Planned Parenthood and other abortion providers in Texas have been preparing to comply with HB2's new requirements since mid-2014, when the law was originally slated to go into effect. Planned Parenthood, for instance, has spent millions to build or refurbish several ambulatory surgical centers in the state. Mother Jones traveled to Texas to observe these preparations for HB2. Check out our video footage below. (Some of the video numbers have since changed slightly.)

The court has not yet announced whether it will also take Jackson Women's Health Organization v. Currier, a case that centers on a Mississippi law that requires abortion providers to obtain admitting privileges at a nearby hospital, but given that they've taken the Texas case, it is unlikely. Mississippi currently has only one abortion clinic, and its abortion providers are board-certified OB-GYNs. But because hospitals in the area have been unwilling to grant—or sometimes even process—the doctors' applications for admitting privileges, if this law stands, it will close down Mississippi's last abortion clinic. In July 2014, the fifth circuit court of appeals ruled that the law was unconstitutional, upholding a lower court's ruling.

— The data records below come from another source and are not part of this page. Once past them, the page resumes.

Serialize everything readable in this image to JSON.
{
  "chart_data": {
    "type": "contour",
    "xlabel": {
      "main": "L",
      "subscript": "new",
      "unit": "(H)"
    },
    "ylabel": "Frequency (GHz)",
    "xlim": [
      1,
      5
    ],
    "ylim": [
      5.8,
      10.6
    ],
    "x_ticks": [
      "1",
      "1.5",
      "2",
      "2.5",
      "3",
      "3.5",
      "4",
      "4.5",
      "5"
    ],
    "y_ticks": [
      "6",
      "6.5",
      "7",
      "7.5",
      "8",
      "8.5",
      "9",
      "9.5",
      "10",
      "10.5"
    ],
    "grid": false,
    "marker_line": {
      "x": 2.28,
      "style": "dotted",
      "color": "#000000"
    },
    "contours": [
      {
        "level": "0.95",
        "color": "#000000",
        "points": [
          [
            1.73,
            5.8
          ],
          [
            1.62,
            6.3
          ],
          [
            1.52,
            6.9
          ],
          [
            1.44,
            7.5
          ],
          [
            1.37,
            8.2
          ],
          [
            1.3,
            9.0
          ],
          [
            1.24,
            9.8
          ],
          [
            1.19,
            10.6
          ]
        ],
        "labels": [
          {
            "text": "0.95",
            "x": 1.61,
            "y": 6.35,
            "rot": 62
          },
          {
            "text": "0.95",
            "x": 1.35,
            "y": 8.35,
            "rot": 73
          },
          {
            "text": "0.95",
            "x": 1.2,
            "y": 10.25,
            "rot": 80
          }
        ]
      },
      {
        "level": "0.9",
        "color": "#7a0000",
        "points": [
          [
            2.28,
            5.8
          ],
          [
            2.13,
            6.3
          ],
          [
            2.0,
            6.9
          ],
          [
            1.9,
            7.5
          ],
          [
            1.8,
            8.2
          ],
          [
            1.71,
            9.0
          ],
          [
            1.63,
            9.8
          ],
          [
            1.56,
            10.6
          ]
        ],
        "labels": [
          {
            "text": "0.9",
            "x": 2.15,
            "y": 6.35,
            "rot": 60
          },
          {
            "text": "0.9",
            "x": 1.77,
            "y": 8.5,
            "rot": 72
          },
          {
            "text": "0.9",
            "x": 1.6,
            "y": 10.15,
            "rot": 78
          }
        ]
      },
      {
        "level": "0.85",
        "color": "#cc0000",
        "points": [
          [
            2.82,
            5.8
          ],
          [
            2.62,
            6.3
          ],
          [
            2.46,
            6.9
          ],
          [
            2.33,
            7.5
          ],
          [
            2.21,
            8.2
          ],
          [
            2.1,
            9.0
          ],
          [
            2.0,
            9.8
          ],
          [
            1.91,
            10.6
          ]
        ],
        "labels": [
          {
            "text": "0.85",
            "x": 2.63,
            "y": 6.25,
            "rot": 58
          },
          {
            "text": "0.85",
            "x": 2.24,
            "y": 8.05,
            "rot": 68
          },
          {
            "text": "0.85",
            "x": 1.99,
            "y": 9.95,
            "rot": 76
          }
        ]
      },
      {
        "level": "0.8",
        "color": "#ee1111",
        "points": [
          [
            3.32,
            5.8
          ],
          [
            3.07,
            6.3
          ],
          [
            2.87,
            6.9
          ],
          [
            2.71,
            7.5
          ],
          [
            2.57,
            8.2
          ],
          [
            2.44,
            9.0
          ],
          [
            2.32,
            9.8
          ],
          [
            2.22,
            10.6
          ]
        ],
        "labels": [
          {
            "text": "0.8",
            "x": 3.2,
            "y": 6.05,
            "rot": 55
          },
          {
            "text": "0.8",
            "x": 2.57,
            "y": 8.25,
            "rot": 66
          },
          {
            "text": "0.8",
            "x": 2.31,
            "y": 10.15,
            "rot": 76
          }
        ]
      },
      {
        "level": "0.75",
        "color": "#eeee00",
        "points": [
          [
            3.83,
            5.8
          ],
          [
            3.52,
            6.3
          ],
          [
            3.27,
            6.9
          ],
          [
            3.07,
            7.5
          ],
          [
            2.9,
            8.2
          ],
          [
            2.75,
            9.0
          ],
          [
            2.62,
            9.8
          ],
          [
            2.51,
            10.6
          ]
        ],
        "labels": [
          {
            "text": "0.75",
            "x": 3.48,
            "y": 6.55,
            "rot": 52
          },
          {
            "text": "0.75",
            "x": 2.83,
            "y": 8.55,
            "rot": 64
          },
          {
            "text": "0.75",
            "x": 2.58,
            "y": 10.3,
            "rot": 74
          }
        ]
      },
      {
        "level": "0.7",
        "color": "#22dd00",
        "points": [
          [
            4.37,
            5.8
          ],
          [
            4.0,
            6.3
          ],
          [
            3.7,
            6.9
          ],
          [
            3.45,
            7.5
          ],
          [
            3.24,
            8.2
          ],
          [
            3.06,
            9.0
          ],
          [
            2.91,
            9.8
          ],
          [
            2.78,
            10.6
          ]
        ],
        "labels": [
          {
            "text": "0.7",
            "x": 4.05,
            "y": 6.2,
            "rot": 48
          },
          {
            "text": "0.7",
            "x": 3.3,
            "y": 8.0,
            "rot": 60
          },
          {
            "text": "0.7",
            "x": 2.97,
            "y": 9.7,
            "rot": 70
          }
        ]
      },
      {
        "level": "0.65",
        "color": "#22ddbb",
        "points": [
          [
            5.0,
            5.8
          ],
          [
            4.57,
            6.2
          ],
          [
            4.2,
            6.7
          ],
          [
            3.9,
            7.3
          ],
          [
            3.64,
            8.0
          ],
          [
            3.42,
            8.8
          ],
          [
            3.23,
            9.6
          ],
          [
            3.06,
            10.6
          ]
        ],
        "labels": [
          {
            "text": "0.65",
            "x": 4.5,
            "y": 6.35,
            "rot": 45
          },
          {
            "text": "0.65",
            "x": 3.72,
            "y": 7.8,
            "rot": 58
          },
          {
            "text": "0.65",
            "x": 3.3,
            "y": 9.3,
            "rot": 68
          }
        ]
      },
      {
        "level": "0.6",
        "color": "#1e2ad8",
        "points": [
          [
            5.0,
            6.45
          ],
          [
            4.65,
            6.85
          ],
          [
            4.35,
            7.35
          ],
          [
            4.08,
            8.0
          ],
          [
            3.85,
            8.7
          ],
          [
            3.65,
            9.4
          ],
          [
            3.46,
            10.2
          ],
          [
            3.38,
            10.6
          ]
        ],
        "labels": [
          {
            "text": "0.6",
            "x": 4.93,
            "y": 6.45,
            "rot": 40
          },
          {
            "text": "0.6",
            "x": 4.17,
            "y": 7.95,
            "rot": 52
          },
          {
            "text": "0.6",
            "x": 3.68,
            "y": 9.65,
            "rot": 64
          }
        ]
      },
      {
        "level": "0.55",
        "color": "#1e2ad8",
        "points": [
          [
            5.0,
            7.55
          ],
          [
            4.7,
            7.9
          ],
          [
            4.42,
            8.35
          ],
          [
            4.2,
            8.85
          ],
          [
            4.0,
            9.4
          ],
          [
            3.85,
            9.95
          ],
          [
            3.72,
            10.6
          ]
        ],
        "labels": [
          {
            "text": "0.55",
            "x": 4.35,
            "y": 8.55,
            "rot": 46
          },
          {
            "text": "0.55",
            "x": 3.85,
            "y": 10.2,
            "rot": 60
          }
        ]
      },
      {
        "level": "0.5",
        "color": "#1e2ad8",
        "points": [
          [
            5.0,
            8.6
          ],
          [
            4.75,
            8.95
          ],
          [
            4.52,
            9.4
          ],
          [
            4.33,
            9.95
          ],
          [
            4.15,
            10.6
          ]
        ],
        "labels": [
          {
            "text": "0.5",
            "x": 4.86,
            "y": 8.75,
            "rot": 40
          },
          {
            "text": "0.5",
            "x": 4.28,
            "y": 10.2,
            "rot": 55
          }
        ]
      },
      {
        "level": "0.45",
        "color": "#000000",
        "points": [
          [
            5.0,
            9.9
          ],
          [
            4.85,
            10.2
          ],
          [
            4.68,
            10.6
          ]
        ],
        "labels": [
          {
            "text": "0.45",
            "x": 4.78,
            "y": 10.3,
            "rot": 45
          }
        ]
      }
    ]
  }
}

A decision in the Texas case will come down in the first half of 2016, likely making reproductive rights a central issue in the presidential election. "Although this is the first step in a much longer process," said Amy Hagstrom-Miller, the president and CEO of Whole Woman's Health, the main plaintiff in the case. "I am hopeful that the Supreme Court will uphold the rights that have been in place for four decades and reaffirm that every woman should be able to make her own decision about continuing or ending a pregnancy."

This is a breaking story. We will update this post as the story develops.